Titre de l'œuvre : Yalata

Etched Aluminium

Format : 90 x 60 cm

Provenance et certificat original : centre d'art aborigène de Yirrkala

Référence de la peinture : 1452-21

© Photo & text : Aboriginal signature with the courtesy of the artist, & Buku-Larrngay Mulka.

Explication de l’œuvre :

This work depicts early events during Ancestral (and present) times at Yalata close to the Dhudi-Djapu clan homeland of Dhuruputjpi (about three hours drive South West from Yirrkala). It is a coastal fringe area, this Dhudi Djapu homeland, that has territory leading up a river through plains country behind an area of coast on Blue Mud Bay.

The plain is tidal and during the wet seasons it is flooded by the rains and tidal surge creating areas of brackish water. During the dry season the grass and black earth dry out. Then the fires come, turning a swamp into a huge plain of cracked black earth.

Fresh water springs dot this sun baked plain forming small islands of vegetation and as Rarrandada (the hot time) builds the thirsty wayin (birds) come to these sacred springs in their thousands.

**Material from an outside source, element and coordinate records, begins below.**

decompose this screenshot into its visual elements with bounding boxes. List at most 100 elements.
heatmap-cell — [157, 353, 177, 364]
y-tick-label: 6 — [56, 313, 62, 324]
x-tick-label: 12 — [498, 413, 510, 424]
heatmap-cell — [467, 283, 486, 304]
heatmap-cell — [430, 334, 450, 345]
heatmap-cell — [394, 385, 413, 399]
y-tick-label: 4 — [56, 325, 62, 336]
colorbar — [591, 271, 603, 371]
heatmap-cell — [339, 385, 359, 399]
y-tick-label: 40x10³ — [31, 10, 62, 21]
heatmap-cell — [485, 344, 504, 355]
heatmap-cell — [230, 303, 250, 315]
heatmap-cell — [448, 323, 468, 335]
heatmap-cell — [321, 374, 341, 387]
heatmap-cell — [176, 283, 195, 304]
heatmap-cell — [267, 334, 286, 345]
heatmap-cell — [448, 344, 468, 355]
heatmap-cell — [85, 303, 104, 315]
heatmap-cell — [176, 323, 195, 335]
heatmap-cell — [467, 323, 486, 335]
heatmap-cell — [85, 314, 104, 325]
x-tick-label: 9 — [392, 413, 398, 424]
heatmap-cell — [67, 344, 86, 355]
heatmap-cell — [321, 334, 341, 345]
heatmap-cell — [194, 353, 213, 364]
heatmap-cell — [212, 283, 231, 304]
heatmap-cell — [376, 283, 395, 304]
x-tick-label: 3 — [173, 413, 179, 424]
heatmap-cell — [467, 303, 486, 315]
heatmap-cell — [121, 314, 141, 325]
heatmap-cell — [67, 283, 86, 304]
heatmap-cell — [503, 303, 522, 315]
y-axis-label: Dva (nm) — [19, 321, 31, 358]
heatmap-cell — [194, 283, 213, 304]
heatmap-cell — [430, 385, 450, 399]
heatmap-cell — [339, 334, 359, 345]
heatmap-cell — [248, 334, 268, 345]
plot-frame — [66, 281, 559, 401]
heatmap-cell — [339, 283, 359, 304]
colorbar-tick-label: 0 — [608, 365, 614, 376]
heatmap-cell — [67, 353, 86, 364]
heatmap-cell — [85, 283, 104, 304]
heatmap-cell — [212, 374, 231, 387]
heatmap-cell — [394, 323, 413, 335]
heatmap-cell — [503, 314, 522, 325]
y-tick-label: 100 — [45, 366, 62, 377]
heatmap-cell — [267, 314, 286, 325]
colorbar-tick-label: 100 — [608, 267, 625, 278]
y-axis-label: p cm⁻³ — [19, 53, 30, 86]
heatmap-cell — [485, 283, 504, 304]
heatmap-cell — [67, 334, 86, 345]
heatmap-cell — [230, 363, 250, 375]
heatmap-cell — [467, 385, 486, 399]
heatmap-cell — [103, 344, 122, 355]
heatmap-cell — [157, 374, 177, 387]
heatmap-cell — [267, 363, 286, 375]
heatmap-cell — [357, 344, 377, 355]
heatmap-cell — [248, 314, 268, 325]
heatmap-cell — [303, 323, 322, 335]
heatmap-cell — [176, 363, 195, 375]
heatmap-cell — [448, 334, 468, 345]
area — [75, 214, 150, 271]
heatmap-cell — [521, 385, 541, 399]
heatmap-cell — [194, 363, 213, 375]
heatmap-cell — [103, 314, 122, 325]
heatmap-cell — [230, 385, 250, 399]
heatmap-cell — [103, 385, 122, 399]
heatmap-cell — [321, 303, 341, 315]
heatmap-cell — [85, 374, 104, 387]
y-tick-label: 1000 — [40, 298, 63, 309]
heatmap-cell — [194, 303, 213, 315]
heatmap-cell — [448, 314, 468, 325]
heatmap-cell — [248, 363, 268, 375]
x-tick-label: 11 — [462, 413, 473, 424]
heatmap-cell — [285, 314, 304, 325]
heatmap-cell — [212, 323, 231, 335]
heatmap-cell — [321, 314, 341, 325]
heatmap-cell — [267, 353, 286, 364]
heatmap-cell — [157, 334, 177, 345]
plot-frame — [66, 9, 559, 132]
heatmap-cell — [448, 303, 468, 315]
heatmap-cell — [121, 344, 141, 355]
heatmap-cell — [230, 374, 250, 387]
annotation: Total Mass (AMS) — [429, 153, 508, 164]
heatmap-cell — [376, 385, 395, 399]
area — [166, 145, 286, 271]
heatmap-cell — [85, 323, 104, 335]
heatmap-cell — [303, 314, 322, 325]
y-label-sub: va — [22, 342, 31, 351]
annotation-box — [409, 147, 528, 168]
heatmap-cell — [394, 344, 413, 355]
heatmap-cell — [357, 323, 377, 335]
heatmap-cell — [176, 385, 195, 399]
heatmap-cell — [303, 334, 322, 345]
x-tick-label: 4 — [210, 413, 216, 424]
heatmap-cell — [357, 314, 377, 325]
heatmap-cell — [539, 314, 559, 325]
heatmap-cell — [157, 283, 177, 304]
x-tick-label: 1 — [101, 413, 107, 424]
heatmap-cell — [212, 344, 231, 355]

The noise of the guḏurrku or dhaŋgultji (brolgas) and gurrumaṯji (magpie geese) are deafening, the mud scored with their tracks and the sky dark with the flocks of wheeling birds.

In Ancestral times, activities of Mäna the shark and the Djaŋ’kawu took place here.

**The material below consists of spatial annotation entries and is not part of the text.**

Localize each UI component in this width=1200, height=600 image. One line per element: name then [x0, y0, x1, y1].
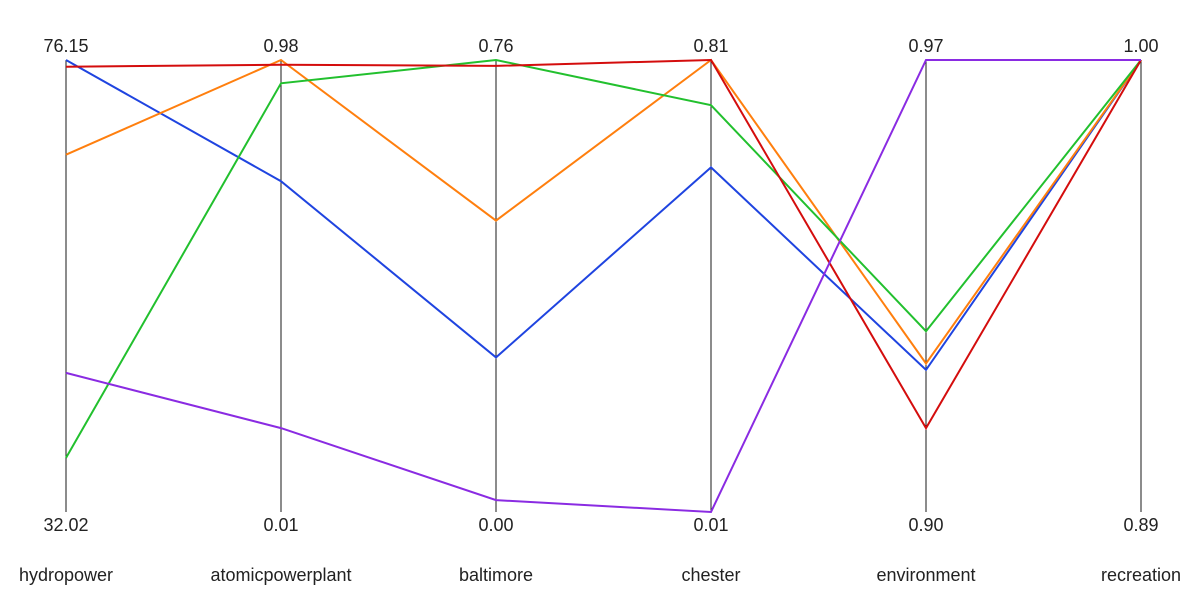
tick-min-atomicpowerplant: 0.01	[263, 515, 298, 535]
tick-max-baltimore: 0.76	[478, 36, 513, 56]
tick-min-baltimore: 0.00	[478, 515, 513, 535]
tick-max-hydropower: 76.15	[43, 36, 88, 56]
tick-max-atomicpowerplant: 0.98	[263, 36, 298, 56]
series-line-3	[65, 58, 1142, 459]
axis-label-atomicpowerplant: atomicpowerplant	[210, 565, 351, 585]
tick-max-recreation: 1.00	[1123, 36, 1158, 56]
series-line-5	[65, 59, 1141, 514]
series-line-4	[65, 58, 1142, 431]
tick-min-recreation: 0.89	[1123, 515, 1158, 535]
axis-label-chester: chester	[681, 565, 740, 585]
axis-label-environment: environment	[876, 565, 975, 585]
tick-min-environment: 0.90	[908, 515, 943, 535]
axis-label-recreation: recreation	[1101, 565, 1181, 585]
tick-min-chester: 0.01	[693, 515, 728, 535]
series-line-2	[65, 58, 1142, 366]
axis-label-hydropower: hydropower	[19, 565, 113, 585]
tick-min-hydropower: 32.02	[43, 515, 88, 535]
axis-label-baltimore: baltimore	[459, 565, 533, 585]
tick-max-environment: 0.97	[908, 36, 943, 56]
tick-max-chester: 0.81	[693, 36, 728, 56]
series-line-1	[65, 59, 1142, 372]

The Djaŋ’kawu - the Dhuwa moiety Creator Beings, in naming this country for the Dhudi Djapu, created these sacred fresh water springfed waterholes by plunging their sacred digging sticks in the ground. Freshwater sprung from these wells as did a sacred goanna, a manifestation in some circles of the Djaŋ’kawu themselves.

Story has it that on surfacing the goanna saw the first sun rise. Also on the wet clays around the wells the goanna observed the footprints of Daŋgultji the Brolga. The prints of the Brolga passing from spring to spring are an echo and a present day manifestation of the Sisters who adopted the form of the brolga in their travels between springs as portrayed by the roundrel.